The medical services of Clarunis University Center for Gastrointestinal and Liver Diseases cover the treatment and therapy of all diseases of the abdominal organs and thyroid gland. The doctors consulted according to speciality/disease define the joint treatment standard and expedite teaching and research in these disciplines.
Clarunis provides abdominal surgery and gastroenterological basic care at both of its locations, St. Clara Hospital and University Hospital Basel. Clarunis performs highly specialised operations, where it has been scientifically established that hospitals and surgeons who frequently carry out these operations have a lower complication rate and better long-term results at the location with greater experience.
Clarunis relies on robot-assisted, minimally-invasive surgery in the form of da Vinci Xi®. The da Vinci Xi® robot is used especially in complex operations, such as esophagectomy, and where space is limited, such as in the lesser pelvis, or in adipose patients.

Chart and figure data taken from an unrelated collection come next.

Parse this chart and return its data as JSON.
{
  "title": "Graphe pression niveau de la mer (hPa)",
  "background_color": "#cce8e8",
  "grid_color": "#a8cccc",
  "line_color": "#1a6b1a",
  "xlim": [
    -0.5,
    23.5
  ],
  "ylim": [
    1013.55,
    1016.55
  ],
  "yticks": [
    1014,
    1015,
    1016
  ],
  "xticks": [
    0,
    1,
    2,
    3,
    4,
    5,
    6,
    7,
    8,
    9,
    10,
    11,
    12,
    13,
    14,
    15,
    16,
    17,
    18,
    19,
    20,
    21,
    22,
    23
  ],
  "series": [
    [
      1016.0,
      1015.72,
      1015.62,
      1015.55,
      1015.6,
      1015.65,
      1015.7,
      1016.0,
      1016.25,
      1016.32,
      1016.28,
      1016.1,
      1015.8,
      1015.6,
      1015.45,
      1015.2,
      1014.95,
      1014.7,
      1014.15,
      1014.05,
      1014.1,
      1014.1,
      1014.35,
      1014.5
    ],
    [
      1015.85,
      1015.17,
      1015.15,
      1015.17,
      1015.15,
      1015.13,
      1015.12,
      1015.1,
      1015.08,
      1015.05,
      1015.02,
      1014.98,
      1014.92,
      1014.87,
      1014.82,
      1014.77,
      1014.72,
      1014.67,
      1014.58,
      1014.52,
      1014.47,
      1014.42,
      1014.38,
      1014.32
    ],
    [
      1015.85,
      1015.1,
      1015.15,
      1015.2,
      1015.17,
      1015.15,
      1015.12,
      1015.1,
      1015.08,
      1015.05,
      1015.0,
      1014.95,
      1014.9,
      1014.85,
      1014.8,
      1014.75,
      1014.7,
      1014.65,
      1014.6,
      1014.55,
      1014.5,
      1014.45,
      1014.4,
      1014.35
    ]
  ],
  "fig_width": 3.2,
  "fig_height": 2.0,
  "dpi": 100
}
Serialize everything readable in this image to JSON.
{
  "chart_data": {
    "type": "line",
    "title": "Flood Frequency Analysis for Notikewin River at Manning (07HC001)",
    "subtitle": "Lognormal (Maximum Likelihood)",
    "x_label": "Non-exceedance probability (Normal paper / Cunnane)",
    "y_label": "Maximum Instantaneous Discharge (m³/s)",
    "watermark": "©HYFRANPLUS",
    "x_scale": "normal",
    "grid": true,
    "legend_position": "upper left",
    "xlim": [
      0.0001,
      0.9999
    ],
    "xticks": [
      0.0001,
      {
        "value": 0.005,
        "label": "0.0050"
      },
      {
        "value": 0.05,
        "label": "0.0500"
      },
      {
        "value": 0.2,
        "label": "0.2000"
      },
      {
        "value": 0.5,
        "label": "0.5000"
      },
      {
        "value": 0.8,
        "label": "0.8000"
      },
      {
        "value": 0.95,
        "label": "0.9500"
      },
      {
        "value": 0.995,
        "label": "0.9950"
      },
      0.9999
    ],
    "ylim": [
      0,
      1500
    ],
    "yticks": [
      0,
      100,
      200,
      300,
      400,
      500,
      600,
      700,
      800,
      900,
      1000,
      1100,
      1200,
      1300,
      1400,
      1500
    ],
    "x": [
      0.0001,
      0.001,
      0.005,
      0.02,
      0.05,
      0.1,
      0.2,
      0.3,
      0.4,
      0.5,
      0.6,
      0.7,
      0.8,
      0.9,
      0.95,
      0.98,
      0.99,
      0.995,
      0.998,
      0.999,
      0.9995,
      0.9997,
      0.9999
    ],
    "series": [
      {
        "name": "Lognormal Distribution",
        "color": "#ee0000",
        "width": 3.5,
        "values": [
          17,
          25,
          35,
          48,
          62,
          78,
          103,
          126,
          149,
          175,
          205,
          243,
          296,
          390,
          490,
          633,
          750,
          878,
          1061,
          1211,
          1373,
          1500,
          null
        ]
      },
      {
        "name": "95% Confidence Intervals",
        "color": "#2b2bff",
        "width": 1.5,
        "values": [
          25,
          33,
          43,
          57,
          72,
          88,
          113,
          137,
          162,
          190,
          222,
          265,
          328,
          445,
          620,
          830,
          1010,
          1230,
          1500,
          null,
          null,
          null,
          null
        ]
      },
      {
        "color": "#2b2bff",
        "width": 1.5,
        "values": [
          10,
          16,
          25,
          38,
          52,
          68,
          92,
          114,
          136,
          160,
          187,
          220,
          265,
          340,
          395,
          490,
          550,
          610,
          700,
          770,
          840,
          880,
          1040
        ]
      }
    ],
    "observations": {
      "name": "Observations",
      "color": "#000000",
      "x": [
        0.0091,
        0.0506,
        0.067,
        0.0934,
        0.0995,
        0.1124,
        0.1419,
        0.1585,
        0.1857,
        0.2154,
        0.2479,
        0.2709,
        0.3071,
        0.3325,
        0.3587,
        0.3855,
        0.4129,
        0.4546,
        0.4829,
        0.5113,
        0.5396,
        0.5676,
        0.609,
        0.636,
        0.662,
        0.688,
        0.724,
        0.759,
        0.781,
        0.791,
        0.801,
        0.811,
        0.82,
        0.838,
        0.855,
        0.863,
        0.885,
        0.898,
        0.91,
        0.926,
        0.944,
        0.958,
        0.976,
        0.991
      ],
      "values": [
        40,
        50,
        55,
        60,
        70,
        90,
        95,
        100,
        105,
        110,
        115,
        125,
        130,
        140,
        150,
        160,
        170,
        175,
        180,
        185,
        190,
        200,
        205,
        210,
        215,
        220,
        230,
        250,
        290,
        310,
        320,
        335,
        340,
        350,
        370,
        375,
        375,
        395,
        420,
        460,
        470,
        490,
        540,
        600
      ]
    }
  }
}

Thanks to its expertise and high case numbers, Claraspital has been designated as a reference centre for highly specialised, minimally-invasive da Vinci Xi® abdominal surgery: The manufacturer Intuitive Surgical sends participants in its da Vinci® technology training programme to Claraspital for introductions and further training courses. In the whole of Switzerland, Claraspital is the first and only da Vinci Xi® reference centre and is one of only a few centres Europe-wide.

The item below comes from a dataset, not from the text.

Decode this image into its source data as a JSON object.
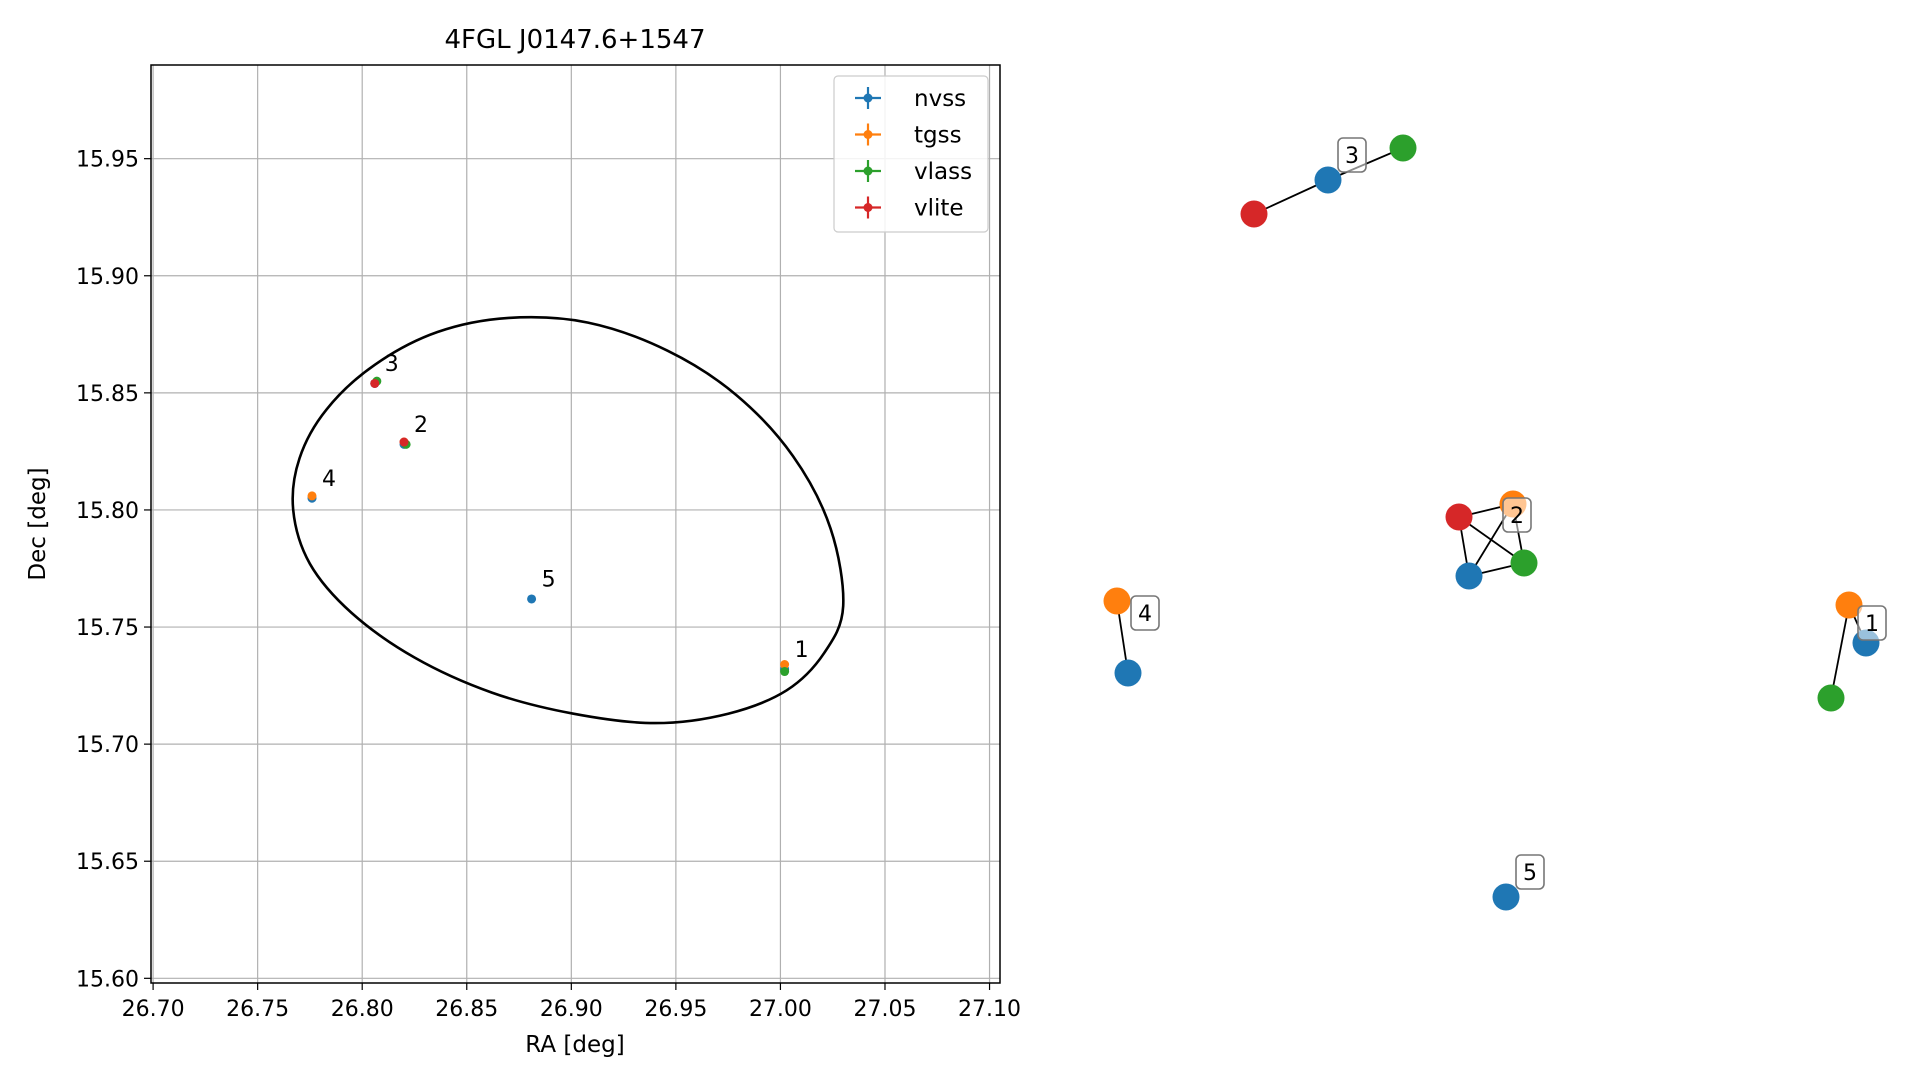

The da Vinci system consists of the actual robot with moveable arms that carry a camera and instruments, a central calculating unit and operating console.
During the operation, the surgeon is not, as otherwise customary, directly at the operating table, but instead controls the operating instruments with small movable joysticks from the operating console. The robot implements the manual movements of the operator precisely; movements are jitter-filtered.
Apart from such achievements as laparoscopy (keyhole surgery), smaller skin incisions, less loss of blood and fewer post-operational pains, as well as more rapid recovery and convalescence, the da Vinci offers clear advantages through an improvement in the instruments' scope of movement and precision. By contrast with laparoscopic instruments, which are restricted in their freedom of movement, da Vinci instruments have joints that ensure they can be turned in every spatial direction with the same degrees of freedom as a human hand.
Controlling them is very intuitive, as a result of which after a short time the surgeon feels that their hands and instruments have become one. The freedom of movement of the robot arms with the sophisticated instruments and high resolution 3D vision with up to 10-fold magnification of the operation area permit better recognition of important structures.